Errors Abound When It Comes to ETF Tracking Errors

Courtesy of Dave Nadig

Here’s how I know the ETF Revolution has long since passed, and what we’re living in now is the new ETF normal: The questions from advisors are getting a lot smarter.

I used to get emails about how creation and redemption worked. Now I get questions about tracking error.

Unfortunately, most people think about tracking error all wrong.

Here’s a perfect example. Take two funds that have been in the headlines a lot these past few weeks, the Vanguard MSCI Emerging Markets ETF (NYSEArca: VWO) and the iShares MSCI Emerging Markets Index Fund (NYSEArca: EEM).

Now imagine you’re a Sophisticated Investor. You know a few things: You know expense ratio matters. You know spreads matter. You know tracking error matters.

So you pop up your Bloomberg, and here’s what you see:

 

 

Even on trading, Vanguard wins on expenses. But Holy Meatballs Batman, what are those guys down in Pennsylvania doing!? A tracking error of 4.433 percent?

And at this point, many advisors will make a critical mistake, assuming that the Vanguard fund is horribly mismanaged. It’s not an unreasonable assumption, if in fact this was an accurate tracking error number. But it’s not.

Remember, academic tracking error is the annualized standard deviation of daily return differences. If the index is up 1 percent today, and VWO is up 0.95 percent, well, that’s -.05 percent to add to the series. Take that whole series, plug it into your stats package, get the standard deviation, annualize it, and there you go.

There are a few reasons this is all a terrible idea. First of all, imagine that VWO was actually missing its mark by 0.05 percent, day in and day out. Well, the standard deviation of those daily differences will be zero. It’s enormously consistent.Of course, if the index stayed perfectly flat all year, you’d lose a cumulative 12 percent of your investment in that “perfect” index fund. And because expense ratios are assessed daily, no matter how big, it will never show up as “tracking error.”

Second, “annualizing” a daily number is almost a useless exercise. A 0.01 percent daily standard deviation would equal about 2.5 percent annualized. A 0.05 percent daily standard deviation would give you 13.4 percent over a year.
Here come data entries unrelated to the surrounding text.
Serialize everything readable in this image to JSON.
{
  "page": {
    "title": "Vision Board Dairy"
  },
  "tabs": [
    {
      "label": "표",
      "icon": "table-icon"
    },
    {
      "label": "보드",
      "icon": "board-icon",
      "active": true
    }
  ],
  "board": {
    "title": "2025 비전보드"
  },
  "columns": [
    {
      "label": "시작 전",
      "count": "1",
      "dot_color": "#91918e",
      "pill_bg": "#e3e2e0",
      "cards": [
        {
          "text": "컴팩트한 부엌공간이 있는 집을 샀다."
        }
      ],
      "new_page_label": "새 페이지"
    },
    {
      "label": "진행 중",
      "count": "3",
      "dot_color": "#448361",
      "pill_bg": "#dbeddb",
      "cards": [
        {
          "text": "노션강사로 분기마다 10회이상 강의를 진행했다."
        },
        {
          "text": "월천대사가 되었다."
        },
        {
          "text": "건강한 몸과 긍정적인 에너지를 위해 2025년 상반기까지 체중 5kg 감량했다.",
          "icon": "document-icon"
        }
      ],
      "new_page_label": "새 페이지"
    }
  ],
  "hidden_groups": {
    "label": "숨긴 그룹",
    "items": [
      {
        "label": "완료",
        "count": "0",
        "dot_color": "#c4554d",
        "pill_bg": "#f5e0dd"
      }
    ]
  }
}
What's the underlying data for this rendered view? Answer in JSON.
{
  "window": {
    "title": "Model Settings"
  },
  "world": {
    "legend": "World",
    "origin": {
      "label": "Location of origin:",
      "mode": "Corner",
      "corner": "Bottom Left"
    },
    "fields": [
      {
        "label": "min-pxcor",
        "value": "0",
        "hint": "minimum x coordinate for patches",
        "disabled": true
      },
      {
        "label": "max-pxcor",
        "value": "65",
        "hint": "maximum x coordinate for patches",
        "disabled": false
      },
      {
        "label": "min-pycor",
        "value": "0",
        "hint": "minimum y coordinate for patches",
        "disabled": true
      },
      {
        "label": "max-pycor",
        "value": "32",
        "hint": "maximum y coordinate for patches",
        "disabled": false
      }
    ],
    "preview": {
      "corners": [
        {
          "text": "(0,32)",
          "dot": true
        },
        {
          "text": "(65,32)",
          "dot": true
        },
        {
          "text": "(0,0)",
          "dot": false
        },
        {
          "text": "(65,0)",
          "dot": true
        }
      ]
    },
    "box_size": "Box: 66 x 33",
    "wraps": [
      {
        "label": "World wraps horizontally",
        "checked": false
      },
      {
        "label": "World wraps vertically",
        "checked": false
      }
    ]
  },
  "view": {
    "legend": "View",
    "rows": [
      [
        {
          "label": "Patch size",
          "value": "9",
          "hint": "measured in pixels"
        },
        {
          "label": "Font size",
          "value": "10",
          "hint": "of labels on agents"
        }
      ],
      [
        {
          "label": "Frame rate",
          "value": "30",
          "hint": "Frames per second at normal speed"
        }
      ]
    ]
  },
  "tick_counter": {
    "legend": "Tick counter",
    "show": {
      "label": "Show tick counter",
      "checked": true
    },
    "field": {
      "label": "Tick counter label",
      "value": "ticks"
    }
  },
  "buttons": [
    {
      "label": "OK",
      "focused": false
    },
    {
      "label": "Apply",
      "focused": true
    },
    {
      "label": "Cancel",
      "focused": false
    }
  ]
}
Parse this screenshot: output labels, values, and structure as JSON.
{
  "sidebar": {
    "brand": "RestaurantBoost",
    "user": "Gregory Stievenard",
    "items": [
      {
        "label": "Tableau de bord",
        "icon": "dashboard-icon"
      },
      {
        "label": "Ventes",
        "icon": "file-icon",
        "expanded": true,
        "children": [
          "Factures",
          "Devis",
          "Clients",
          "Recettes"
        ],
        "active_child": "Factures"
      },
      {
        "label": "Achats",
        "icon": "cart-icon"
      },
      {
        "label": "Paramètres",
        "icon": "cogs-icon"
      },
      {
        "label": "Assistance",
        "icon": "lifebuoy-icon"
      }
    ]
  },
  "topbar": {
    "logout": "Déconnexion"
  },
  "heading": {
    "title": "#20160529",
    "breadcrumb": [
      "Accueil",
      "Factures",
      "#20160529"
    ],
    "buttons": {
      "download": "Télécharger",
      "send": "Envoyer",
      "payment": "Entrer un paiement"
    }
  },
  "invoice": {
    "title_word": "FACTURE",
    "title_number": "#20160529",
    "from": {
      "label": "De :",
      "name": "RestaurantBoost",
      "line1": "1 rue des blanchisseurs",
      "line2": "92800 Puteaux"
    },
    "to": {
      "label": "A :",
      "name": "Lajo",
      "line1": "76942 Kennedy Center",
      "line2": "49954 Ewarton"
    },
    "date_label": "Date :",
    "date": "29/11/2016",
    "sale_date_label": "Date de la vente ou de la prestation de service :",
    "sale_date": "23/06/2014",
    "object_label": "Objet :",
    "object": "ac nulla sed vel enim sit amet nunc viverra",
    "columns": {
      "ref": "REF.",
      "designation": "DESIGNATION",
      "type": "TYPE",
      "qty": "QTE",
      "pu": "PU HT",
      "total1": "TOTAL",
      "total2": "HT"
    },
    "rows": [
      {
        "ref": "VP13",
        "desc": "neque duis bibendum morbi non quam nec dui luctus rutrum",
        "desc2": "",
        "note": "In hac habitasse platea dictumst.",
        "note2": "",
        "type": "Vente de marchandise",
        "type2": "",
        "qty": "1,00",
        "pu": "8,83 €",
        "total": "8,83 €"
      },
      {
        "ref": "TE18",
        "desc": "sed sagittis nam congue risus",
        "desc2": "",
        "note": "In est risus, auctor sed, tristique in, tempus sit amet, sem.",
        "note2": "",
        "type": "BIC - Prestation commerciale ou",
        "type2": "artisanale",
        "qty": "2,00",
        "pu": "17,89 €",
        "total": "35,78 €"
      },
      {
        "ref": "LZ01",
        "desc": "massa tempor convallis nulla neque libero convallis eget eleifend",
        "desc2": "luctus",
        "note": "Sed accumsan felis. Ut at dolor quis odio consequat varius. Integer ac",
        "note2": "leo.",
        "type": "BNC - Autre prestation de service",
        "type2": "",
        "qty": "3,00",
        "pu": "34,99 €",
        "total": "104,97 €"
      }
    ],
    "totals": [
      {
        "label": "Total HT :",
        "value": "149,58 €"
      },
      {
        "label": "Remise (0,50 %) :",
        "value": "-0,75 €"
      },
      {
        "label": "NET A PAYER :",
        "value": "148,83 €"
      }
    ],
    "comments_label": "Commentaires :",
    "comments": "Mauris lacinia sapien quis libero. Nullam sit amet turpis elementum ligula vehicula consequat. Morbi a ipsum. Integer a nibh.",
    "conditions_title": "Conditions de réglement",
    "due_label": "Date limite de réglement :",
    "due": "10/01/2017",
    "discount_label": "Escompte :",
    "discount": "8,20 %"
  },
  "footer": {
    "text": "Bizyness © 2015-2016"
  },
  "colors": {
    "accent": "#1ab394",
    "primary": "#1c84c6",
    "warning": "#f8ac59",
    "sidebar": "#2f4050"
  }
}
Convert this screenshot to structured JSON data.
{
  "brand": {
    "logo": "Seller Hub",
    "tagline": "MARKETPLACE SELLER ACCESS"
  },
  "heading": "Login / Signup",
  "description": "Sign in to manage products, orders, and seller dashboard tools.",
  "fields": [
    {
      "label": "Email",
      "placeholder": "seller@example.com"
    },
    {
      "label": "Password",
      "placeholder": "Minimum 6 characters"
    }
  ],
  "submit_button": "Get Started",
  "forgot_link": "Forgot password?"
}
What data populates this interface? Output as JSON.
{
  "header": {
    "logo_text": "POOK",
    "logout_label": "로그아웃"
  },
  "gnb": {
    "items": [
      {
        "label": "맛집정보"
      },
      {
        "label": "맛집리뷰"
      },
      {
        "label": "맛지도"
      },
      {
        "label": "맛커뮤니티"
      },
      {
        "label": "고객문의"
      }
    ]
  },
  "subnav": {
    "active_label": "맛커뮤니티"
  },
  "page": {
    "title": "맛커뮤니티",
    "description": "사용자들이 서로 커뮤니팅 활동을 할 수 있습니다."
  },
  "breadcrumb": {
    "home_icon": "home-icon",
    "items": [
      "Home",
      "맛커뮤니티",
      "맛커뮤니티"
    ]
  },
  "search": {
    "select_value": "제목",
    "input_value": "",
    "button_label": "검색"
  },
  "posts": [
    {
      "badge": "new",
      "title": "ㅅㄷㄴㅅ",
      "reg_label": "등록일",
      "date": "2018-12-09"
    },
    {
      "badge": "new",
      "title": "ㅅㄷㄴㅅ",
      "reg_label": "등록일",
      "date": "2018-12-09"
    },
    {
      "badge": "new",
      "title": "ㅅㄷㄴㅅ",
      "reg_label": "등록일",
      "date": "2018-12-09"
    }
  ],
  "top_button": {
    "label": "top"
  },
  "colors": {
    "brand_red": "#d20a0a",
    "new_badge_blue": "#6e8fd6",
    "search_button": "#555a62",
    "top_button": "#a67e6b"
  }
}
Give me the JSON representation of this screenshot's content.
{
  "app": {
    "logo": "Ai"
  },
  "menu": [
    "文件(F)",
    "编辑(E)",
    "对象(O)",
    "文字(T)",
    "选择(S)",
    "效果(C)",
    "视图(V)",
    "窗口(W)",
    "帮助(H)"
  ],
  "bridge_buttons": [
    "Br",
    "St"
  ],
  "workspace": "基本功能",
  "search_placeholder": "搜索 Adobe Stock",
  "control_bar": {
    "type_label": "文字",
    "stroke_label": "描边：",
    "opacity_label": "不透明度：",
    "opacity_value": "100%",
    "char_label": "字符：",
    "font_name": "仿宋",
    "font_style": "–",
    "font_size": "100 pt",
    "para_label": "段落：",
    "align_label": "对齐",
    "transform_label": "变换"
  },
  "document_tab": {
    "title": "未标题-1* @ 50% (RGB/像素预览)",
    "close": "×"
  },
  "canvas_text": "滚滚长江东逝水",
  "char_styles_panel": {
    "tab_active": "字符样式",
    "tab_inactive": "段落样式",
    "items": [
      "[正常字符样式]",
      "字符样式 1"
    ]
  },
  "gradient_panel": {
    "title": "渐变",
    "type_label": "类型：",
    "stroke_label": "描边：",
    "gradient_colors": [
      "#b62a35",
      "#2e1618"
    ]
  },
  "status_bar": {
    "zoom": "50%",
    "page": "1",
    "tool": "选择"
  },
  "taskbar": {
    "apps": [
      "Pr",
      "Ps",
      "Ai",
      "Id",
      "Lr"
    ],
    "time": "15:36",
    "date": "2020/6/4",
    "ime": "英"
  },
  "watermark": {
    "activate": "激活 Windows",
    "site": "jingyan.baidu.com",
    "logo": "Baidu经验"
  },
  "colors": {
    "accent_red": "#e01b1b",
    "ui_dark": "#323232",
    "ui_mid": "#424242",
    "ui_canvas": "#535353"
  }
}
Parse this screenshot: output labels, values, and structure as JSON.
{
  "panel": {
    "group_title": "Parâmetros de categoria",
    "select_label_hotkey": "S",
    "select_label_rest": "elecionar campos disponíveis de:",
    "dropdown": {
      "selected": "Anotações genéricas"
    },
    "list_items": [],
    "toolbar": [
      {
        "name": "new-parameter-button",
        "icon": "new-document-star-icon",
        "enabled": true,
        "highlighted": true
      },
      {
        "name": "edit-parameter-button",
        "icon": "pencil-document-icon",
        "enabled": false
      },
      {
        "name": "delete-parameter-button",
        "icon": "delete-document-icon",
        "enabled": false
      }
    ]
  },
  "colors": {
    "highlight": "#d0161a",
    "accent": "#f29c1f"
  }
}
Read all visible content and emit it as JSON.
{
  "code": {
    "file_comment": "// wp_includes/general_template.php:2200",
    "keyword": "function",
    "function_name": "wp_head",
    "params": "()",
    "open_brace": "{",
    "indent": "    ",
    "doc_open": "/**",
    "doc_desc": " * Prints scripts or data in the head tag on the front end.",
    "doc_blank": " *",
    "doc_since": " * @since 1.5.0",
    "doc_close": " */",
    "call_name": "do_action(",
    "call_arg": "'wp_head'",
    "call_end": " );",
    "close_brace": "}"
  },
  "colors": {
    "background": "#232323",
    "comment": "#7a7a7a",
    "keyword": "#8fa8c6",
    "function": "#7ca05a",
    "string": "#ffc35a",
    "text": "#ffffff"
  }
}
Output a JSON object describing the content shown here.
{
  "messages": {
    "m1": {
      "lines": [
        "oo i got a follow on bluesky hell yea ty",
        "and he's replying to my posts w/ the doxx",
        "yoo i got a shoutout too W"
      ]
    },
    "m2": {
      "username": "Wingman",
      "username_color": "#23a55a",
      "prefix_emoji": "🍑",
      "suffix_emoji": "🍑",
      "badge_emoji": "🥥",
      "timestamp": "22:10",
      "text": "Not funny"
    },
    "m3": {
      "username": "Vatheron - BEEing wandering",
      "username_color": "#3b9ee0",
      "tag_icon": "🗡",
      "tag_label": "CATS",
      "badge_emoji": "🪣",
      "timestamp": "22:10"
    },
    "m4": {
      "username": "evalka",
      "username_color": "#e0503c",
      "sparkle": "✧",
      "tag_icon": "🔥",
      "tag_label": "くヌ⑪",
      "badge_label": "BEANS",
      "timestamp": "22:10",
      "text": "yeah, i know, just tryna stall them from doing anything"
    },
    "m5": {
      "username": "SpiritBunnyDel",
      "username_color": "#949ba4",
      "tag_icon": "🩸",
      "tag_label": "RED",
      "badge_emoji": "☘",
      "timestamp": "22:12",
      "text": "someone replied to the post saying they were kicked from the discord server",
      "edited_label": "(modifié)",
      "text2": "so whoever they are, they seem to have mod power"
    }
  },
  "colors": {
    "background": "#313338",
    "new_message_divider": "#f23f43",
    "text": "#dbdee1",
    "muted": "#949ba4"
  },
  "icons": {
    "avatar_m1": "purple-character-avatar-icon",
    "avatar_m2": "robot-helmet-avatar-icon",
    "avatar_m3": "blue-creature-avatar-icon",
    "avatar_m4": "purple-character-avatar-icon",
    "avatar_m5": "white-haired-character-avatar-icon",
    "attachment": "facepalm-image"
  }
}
Neither of those figures actually has any bearing on whether you’ll be ahead of or behind your expected index returns, and since almost all tracking error is mean-reverting, in both cases your expected return likely centers somewhere around the index’s return, minus expense ratio.

In short, these kinds of tracking error measurements have essentially no bearing on actual investor experience. What most investors care about is holding period returns. So that’s what we look at here at IndexUniverse. We pose a simple question: What’s the difference between the index’s return over the past year, and the ETF’s?